Jetzt hatte der Spiegel ihr dasselbe gesagt wie Jean Valjean. Sie schlief nicht in dieser Nacht.

Wenn ich hübsch wäre, dachte sie, wäre das nicht komisch?

Am nächsten Tag sah sie zufällig wieder in den Spiegel und begann zu zweifeln. Ich war wohl nicht ganz bei Trost, dachte sie. Ich bin doch häßlich. Aber sie hatte nur schlecht geschlafen und sah darum blaß und müde aus. Der Gedanke, daß sie schön sei, hatte sie nicht so gefreut, daß sie jetzt, als sie sich eines Besseren belehrt glaubte, traurig geworden wäre. Aber sie sah nicht mehr in den Spiegel und kämmte sich vierzehn Tage lang, ohne hineinzusehen.

Abends nach dem Essen pflegte sie im Salon zu sitzen und sich mit einer Handarbeit zu beschäftigen; Jean Valjean hielt sich in ihrer Nähe und las. Einmal blickte sie von der Arbeit auf und war beunruhigt, als sie gewahrte, wie sorgenvoll ihr Vater sie betrachtete.

Ein andermal glaubte sie auf der Straße jemand hinter ihr sagen zu hören:

»Hübsches Mädchen! Aber schlecht angezogen.«

Ach, der meint mich nicht, dachte sie. Ich bin häßlich, aber gut angezogen. Damals trug sie den Plüschhut und das Merinokleid.

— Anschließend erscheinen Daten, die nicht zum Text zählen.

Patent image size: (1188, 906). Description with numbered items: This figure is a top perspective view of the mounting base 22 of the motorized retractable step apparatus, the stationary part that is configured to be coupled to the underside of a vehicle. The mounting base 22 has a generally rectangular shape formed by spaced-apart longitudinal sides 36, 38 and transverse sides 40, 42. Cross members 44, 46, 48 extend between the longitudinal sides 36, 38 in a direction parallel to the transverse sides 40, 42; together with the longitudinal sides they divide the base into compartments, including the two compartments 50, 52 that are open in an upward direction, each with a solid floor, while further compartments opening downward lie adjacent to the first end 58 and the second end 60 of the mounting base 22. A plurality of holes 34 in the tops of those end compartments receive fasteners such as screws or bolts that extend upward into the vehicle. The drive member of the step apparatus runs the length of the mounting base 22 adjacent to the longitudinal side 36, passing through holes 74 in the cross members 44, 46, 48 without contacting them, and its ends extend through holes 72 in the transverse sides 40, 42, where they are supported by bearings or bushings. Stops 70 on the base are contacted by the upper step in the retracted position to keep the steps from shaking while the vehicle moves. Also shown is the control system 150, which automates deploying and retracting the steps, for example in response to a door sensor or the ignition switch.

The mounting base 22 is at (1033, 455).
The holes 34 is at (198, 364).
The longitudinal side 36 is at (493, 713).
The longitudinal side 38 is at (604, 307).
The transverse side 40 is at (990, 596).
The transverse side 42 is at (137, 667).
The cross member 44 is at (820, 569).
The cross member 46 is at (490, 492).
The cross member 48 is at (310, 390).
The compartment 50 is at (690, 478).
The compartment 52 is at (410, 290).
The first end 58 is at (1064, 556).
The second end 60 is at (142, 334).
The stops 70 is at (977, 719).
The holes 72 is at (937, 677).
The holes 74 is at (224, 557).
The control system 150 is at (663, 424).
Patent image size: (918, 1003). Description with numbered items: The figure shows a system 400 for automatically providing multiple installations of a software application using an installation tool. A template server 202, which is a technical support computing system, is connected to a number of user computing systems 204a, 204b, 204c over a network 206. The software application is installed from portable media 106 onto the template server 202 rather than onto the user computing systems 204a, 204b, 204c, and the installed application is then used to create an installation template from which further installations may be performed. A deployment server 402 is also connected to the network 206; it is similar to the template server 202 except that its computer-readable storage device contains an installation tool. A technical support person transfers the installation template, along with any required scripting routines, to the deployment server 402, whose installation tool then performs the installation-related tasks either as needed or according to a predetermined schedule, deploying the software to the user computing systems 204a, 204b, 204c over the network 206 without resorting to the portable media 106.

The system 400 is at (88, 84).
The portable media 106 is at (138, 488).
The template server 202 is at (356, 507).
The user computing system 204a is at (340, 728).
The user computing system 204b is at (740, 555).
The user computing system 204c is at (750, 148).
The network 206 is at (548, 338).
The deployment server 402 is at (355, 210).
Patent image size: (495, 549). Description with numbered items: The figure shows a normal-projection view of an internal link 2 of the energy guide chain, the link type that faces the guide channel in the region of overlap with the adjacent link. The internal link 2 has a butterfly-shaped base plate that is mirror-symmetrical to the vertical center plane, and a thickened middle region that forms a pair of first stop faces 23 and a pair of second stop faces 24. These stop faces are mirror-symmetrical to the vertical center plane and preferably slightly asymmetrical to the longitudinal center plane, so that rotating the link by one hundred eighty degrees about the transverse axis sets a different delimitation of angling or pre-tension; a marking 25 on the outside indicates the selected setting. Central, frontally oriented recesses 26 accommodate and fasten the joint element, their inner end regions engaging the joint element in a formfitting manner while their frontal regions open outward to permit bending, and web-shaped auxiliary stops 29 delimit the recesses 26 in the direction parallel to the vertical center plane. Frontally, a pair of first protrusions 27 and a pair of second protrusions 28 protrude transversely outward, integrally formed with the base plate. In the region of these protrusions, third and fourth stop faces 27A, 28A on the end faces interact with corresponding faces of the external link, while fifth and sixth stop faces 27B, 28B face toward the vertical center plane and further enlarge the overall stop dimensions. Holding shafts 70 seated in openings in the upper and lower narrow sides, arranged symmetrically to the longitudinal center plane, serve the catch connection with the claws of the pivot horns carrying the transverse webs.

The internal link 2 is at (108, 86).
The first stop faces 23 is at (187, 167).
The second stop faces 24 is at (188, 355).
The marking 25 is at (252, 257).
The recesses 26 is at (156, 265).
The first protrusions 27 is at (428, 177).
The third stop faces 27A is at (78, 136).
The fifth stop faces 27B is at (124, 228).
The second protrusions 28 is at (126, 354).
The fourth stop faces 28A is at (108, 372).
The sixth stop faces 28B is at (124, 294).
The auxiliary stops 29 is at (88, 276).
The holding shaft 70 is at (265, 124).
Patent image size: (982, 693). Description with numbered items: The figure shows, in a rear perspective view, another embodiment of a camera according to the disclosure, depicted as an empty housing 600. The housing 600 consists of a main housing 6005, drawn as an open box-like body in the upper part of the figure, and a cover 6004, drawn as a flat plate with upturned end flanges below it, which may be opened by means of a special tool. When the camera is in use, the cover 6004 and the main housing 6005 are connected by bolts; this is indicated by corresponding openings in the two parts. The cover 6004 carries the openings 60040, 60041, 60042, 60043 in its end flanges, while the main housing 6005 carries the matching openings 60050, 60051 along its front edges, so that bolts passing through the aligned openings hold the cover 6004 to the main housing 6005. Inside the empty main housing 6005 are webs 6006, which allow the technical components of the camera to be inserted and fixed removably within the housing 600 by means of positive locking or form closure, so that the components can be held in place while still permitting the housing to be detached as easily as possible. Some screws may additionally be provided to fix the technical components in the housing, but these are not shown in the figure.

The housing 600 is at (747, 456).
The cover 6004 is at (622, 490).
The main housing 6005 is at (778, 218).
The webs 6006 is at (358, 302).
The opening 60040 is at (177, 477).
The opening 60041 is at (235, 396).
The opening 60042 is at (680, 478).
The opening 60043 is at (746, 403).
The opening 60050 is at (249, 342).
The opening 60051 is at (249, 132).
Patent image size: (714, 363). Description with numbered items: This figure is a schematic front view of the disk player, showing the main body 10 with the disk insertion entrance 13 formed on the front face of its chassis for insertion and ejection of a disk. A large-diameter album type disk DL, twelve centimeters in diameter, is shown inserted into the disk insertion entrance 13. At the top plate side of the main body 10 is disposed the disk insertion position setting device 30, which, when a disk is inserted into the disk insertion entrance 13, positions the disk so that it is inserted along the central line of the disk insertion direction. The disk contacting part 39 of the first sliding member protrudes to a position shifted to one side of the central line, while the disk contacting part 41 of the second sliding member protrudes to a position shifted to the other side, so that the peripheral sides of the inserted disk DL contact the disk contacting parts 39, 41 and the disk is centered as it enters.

Eines Tages endlich war sie im Garten und hörte, wie die arme alte Toussaint zu Jean Valjean sagte: »Haben Sie denn nicht bemerkt, Herr, wie hübsch das Fräulein wird?« Cosette hörte nicht, was der Vater antwortete, aber Toussaints Worte machten auf sie einen tiefen Eindruck. Sie lief in ihr Zimmer, trat vor den Spiegel, den sie seit Monaten mied, und stieß einen Schrei aus.

Sie war schön, sie war hübsch. Toussaint hatte recht, und ihr Spiegel auch. Ihre Gestalt war nun voll entwickelt, ihre Haut weiß, ihr Haar glänzend; ihre Augen strahlten. Die Erkenntnis ihrer Schönheit kam ihr plötzlich, sie konnte nicht mehr zweifeln. Stolz wie eine Königin kehrte sie in den Garten zurück. Sie glaubte, die Vögel singen zu hören und die Sonne schimmern zu sehen zwischen den Bäumen, obwohl es Winter war.

Jean Valjean seinerseits empfand ein tiefes und kaum erklärliches Unbehagen.

Schon seit einiger Zeit beobachtete er diese täglich strahlendere Schönheit ängstlich. Allen anderen schien sie zu lachen, ihm war sie ein Gegenstand der Trauer.

Wie schön sie ist! dachte er, was soll aus mir werden?

Und die ersten Wirkungen stellten sich bald ein.

Seit Cosette wußte, daß sie schön sei, achtete sie auf ihre Kleidung. Ihr fiel ein, daß jemand im Vorübergehen gesagt hatte: hübsch, aber schlecht angezogen, und dieses Orakel hatte in ihr Herz den Samen eines Gefühls gestreut, welches das Leben der Frau zu bestimmen pflegt, der Koketterie.